Corretta ed incensurabile, quindi, deve ritenersi la decisione del Tribunale – fondata peraltro, anche su un grave carico pendente della stessa natura giuridica e sul comportamento tenuto dal ricorrente che ben si guardò dall’effettuare la segnalazione prevista dalla normativa antiriciclaggio – nella parte in cui ha paventato il pericolo che il ricorrente «possa adottare, in ogni futura occasione professionale che gli si presenterà, comportamenti illeciti e lesivi del corretto esercizio della professione».
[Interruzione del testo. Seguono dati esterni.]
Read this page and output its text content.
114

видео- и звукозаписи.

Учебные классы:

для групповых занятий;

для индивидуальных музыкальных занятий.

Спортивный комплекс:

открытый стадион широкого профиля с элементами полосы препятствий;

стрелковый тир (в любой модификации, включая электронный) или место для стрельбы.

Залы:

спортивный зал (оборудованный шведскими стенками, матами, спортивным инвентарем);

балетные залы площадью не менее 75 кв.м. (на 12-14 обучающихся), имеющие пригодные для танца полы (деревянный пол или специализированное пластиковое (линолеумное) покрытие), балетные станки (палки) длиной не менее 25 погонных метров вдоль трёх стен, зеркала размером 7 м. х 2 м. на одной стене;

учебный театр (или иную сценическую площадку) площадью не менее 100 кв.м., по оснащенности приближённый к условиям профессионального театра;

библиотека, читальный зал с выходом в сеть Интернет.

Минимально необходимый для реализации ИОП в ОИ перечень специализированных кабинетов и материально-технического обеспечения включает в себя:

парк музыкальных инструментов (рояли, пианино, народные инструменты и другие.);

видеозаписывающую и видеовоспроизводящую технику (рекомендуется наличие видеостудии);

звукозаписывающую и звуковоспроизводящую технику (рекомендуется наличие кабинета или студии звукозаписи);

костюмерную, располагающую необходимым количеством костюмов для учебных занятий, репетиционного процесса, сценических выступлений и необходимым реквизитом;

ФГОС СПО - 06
Incensurabile, poi, deve ritenersi l’affermazione del Tribunale anche nella parte in cui ha ritenuto – sulla base di precisi dati fattuali (pag. 6) – gli attuali legami del ricorrente con la famiglia A. e l’attualità delle condotte criminose (distruzione della documentazione delle società avvenuta nella primavera del 2017).

Quanto, infine, alla durata della misura cautelare, non è vero che il Tribunale non abbia motivato. Infatti, nell’ordinanza impugnata si legge: «sulla base dei suddetti elementi si ritiene che sussistano i requisiti per disporre a carico di M.S. la misura richiesta dell’interdizione dalla professione per il massimo tempo consentito»: la suddetta decisione, quindi, basata sulla quantità e qualità commessi nell’ambito dell’attività professionale, non si presta ad alcuna censura in sede di legittimità.

3. Alla declaratoria d’inammissibilità consegue, per il disposto dell’art. 616 c.p.p., la condanna della ricorrente al pagamento delle spese processuali, nonché al versamento in favore della Cassa delle Ammende di una somma che, ritenuti e valutati i profili di colpa emergenti dal ricorso, si determina equitativamente in euro 2.000,00.

P.Q.M.

Dichiara inammissibile il ricorso e condanna il ricorrente al pagamento delle spese processuali e alla somma di euro duemila a favore della Cassa delle Ammende.

Così deciso il 19 settembre 2018.

Depositato in Cancelleria il 6 novembre 2018.